Multiple studies over the years have examined the efficacy of converting to a less-expensive, traditional treatment process, but have concluded that the anticipated lower operating cost would not justify the expense of a conversion project, even assuming an equivalent treatment performance could be attained. This presents the utility with the ever-evolving task of optimizing the 35-year-old facility. 


Immense needs on a tight budget

A 2005 strategic wastewater treatment master plan established a 20-year treatment plant rehabilitation program. The projected $143 million cost would require an average $7 million expenditure in every year of the program. 

Without outside financial assistance, the program would place an unsustainable burden on the residential population that has a higher average age, a lower average income, and a higher unemployment rate than other western New York communities. Despite many efforts, outside funding never materialized. 


Small bites

A “no action” option was not a choice. The facility saw hard use in its early years and continued to deteriorate as plants do. Concurrently, the complex plant discharge permit continued to incorporate toughening performance requirements. 

In 2005, plant management and operators set in place a plan to attack the problems one piece at a time. This approach continues to work well for the now 35-year-old plant whose financial needs are growing as its economy of scale diminishes. 

The planning effort focused on the prioritization of plant repair needs, so that the funds available were used for the greatest benefit. Multiple repair and replacement tasks were bundled into biddable projects, allowing progress to commence. Smaller tasks are tackled by plant maintenance staff. 

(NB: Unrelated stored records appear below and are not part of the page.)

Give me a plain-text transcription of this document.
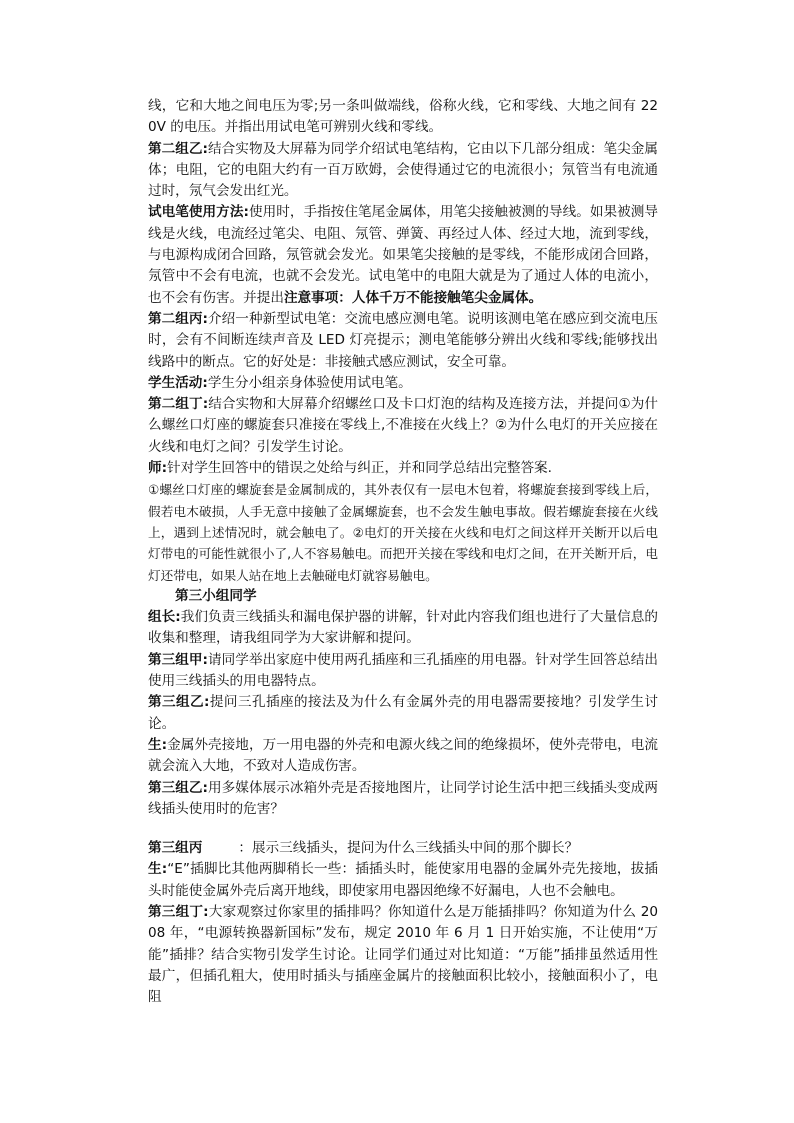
线，它和大地之间电压为零;另一条叫做端线，俗称火线，它和零线、大地之间有 220V 的电压。并指出用试电笔可辨别火线和零线。

第二组乙:结合实物及大屏幕为同学介绍试电笔结构，它由以下几部分组成：笔尖金属体；电阻，它的电阻大约有一百万欧姆，会使得通过它的电流很小；氖管当有电流通过时，氖气会发出红光。

试电笔使用方法:使用时，手指按住笔尾金属体，用笔尖接触被测的导线。如果被测导线是火线，电流经过笔尖、电阻、氖管、弹簧、再经过人体、经过大地，流到零线，与电源构成闭合回路，氖管就会发光。如果笔尖接触的是零线，不能形成闭合回路，氖管中不会有电流，也就不会发光。试电笔中的电阻大就是为了通过人体的电流小，也不会有伤害。并提出注意事项：人体千万不能接触笔尖金属体。

第二组丙:介绍一种新型试电笔：交流电感应测电笔。说明该测电笔在感应到交流电压时，会有不间断连续声音及 LED 灯亮提示；测电笔能够分辨出火线和零线;能够找出线路中的断点。它的好处是：非接触式感应测试，安全可靠。

学生活动:学生分小组亲身体验使用试电笔。

第二组丁:结合实物和大屏幕介绍螺丝口及卡口灯泡的结构及连接方法，并提问①为什么螺丝口灯座的螺旋套只准接在零线上,不准接在火线上？②为什么电灯的开关应接在火线和电灯之间？引发学生讨论。

师:针对学生回答中的错误之处给与纠正，并和同学总结出完整答案.

①螺丝口灯座的螺旋套是金属制成的，其外表仅有一层电木包着，将螺旋套接到零线上后，假若电木破损，人手无意中接触了金属螺旋套，也不会发生触电事故。假若螺旋套接在火线上，遇到上述情况时，就会触电了。②电灯的开关接在火线和电灯之间这样开关断开以后电灯带电的可能性就很小了,人不容易触电。而把开关接在零线和电灯之间，在开关断开后，电灯还带电，如果人站在地上去触碰电灯就容易触电。

第三小组同学

组长:我们负责三线插头和漏电保护器的讲解，针对此内容我们组也进行了大量信息的收集和整理，请我组同学为大家讲解和提问。

第三组甲:请同学举出家庭中使用两孔插座和三孔插座的用电器。针对学生回答总结出使用三线插头的用电器特点。

第三组乙:提问三孔插座的接法及为什么有金属外壳的用电器需要接地？引发学生讨论。

生:金属外壳接地，万一用电器的外壳和电源火线之间的绝缘损坏，使外壳带电，电流就会流入大地，不致对人造成伤害。

第三组乙:用多媒体展示冰箱外壳是否接地图片，让同学讨论生活中把三线插头变成两线插头使用时的危害？

第三组丙	：展示三线插头，提问为什么三线插头中间的那个脚长？

生:“E”插脚比其他两脚稍长一些：插插头时，能使家用电器的金属外壳先接地，拔插头时能使金属外壳后离开地线，即使家用电器因绝缘不好漏电，人也不会触电。

第三组丁:大家观察过你家里的插排吗？你知道什么是万能插排吗？你知道为什么 2008 年，“电源转换器新国标”发布，规定 2010 年 6 月 1 日开始实施，不让使用“万能”插排？结合实物引发学生讨论。让同学们通过对比知道：“万能”插排虽然适用性最广，但插孔粗大，使用时插头与插座金属片的接触面积比较小，接触面积小了，电阻
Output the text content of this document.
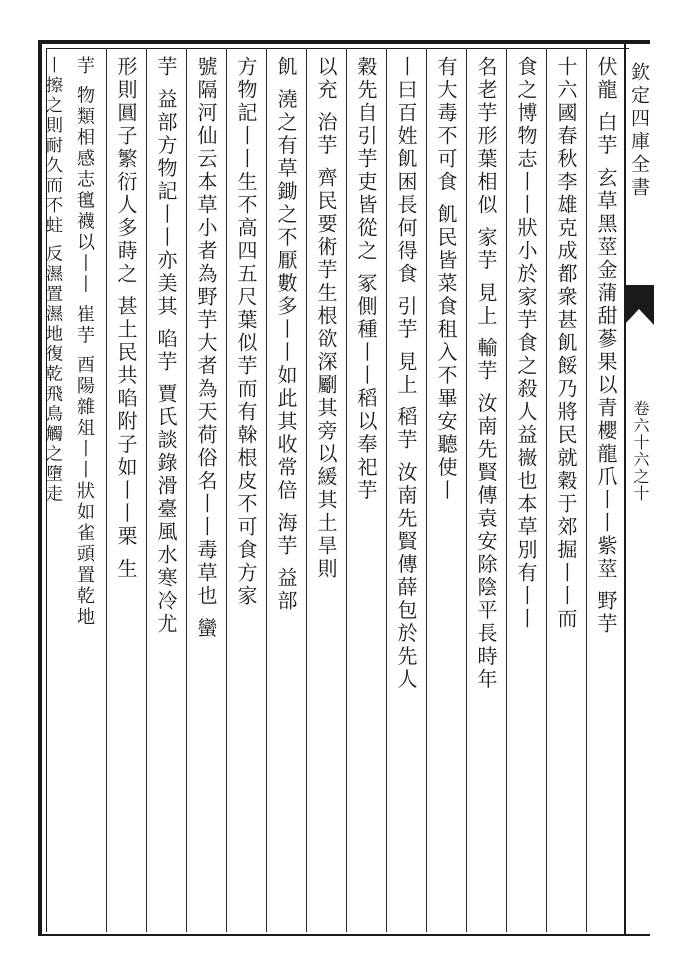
欽定四庫全書
卷六十六之十
伏龍 白芋 玄草黑莖金蒲甜蔘果以青櫻龍爪丨丨紫莖 野芋
十六國春秋李雄克成都衆甚飢餒乃將民就穀于郊掘丨丨而
食之博物志丨丨狀小於家芋食之殺人益嶶也本草別有丨丨
名老芋形葉相似 家芋 見上 輸芋 汝南先賢傳袁安除陰平長時年
有大毒不可食 飢民皆菜食租入不畢安聽使丨
丨曰百姓飢困長何得食 引芋 見上 稻芋 汝南先賢傳薛包於先人
穀先自引芋吏皆從之 冢側種丨丨稻以奉祀芋
以充 治芋 齊民要術芋生根欲深劚其旁以緩其土旱則
飢 澆之有草鋤之不厭數多丨丨如此其收常倍 海芋 益部
方物記丨丨生不高四五尺葉似芋而有榦根皮不可食方家
號隔河仙云本草小者為野芋大者為天荷俗名丨丨毒草也 蠻
芋 益部方物記丨丨亦美其 啗芋 賈氏談錄滑臺風水寒冷尤
形則圓子繁衍人多蒔之 甚土民共啗附子如丨丨栗 生
芋 物類相感志氊襪以丨丨 崔芋 酉陽雜俎丨丨狀如雀頭置乾地
丨擦之則耐久而不蛀 反濕置濕地復乾飛鳥觸之墮走
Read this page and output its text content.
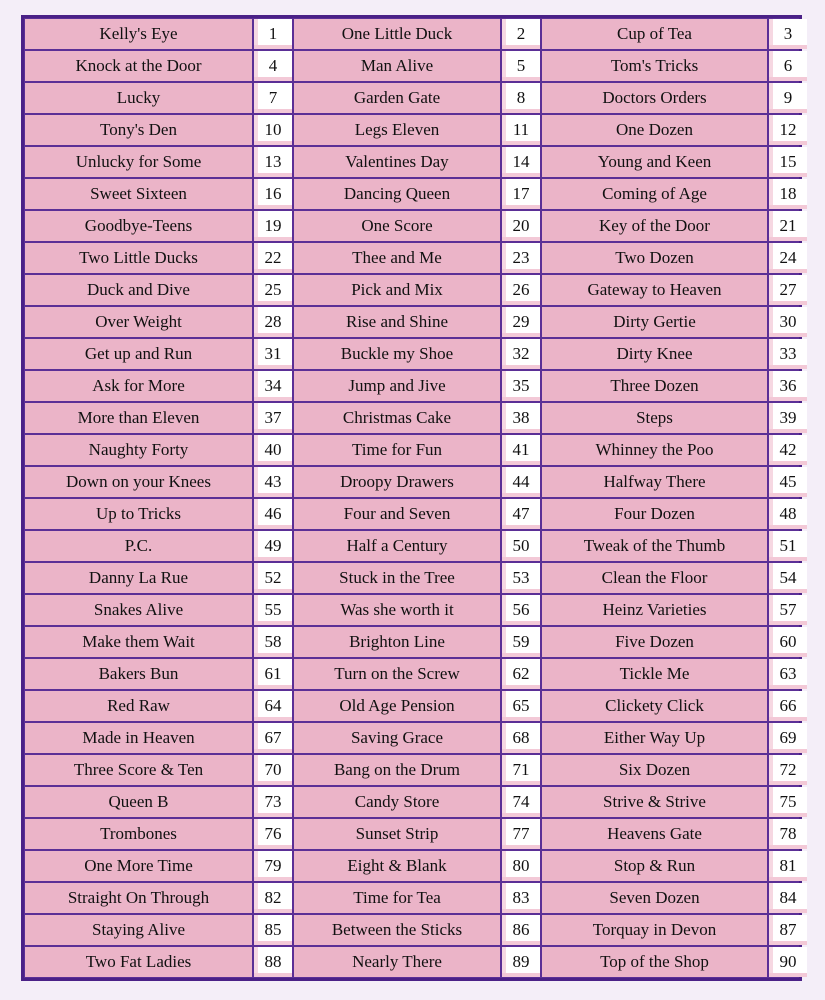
Kelly's Eye	1	One Little Duck	2	Cup of Tea	3
Knock at the Door	4	Man Alive	5	Tom's Tricks	6
Lucky	7	Garden Gate	8	Doctors Orders	9
Tony's Den	10	Legs Eleven	11	One Dozen	12
Unlucky for Some	13	Valentines Day	14	Young and Keen	15
Sweet Sixteen	16	Dancing Queen	17	Coming of Age	18
Goodbye-Teens	19	One Score	20	Key of the Door	21
Two Little Ducks	22	Thee and Me	23	Two Dozen	24
Duck and Dive	25	Pick and Mix	26	Gateway to Heaven	27
Over Weight	28	Rise and Shine	29	Dirty Gertie	30
Get up and Run	31	Buckle my Shoe	32	Dirty Knee	33
Ask for More	34	Jump and Jive	35	Three Dozen	36
More than Eleven	37	Christmas Cake	38	Steps	39
Naughty Forty	40	Time for Fun	41	Whinney the Poo	42
Down on your Knees	43	Droopy Drawers	44	Halfway There	45
Up to Tricks	46	Four and Seven	47	Four Dozen	48
P.C.	49	Half a Century	50	Tweak of the Thumb	51
Danny La Rue	52	Stuck in the Tree	53	Clean the Floor	54
Snakes Alive	55	Was she worth it	56	Heinz Varieties	57
Make them Wait	58	Brighton Line	59	Five Dozen	60
Bakers Bun	61	Turn on the Screw	62	Tickle Me	63
Red Raw	64	Old Age Pension	65	Clickety Click	66
Made in Heaven	67	Saving Grace	68	Either Way Up	69
Three Score & Ten	70	Bang on the Drum	71	Six Dozen	72
Queen B	73	Candy Store	74	Strive & Strive	75
Trombones	76	Sunset Strip	77	Heavens Gate	78
One More Time	79	Eight & Blank	80	Stop & Run	81
Straight On Through	82	Time for Tea	83	Seven Dozen	84
Staying Alive	85	Between the Sticks	86	Torquay in Devon	87
Two Fat Ladies	88	Nearly There	89	Top of the Shop	90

Upgrades and repairs since 2005 have included the following: 

  • rebuilding each of the three 1992 belt filter presses; 
  • upgrading the sodium hypochlorite system; 
  • replacing valves, gates, and flowmeters in the entire carbon system; 
  • installing new odor scrubbing units; 
  • repairing the main wet well; 
  • replacing all three influent traveling bar screens; 
  • rehabilitating the electrical substation and related electrical work; 
  • replacing the drive, solids collection plows, and access bridge of one sludge thickener (work on the other thickener goes to construction this coming spring); 
  • rebuilding main pumps and sedimentation basin mechanical equipment; and 
  • replacing thickened sludge pumps. 

The third phase of rehabilitation work now is in construction, with reprioritization and planning on the next phase continuing. This third phase will replace two carbon backwash pumping systems, incorporate energy-saving measures, and enable the second-phase automated control system. Repairs and partial replacements of all facility roofs are planned for next spring. 

Additionally, Niagara also employs various strategies to attempt to control escalating costs. These include chemical-use procedure improvements, energy conservation measures, selective equipment replacement, carbon management improvements, development of a hauled-waste customer segment — which in 2011 grew to a revenue of $378,000 — and workforce reduction through attrition, job consolidation, and automation.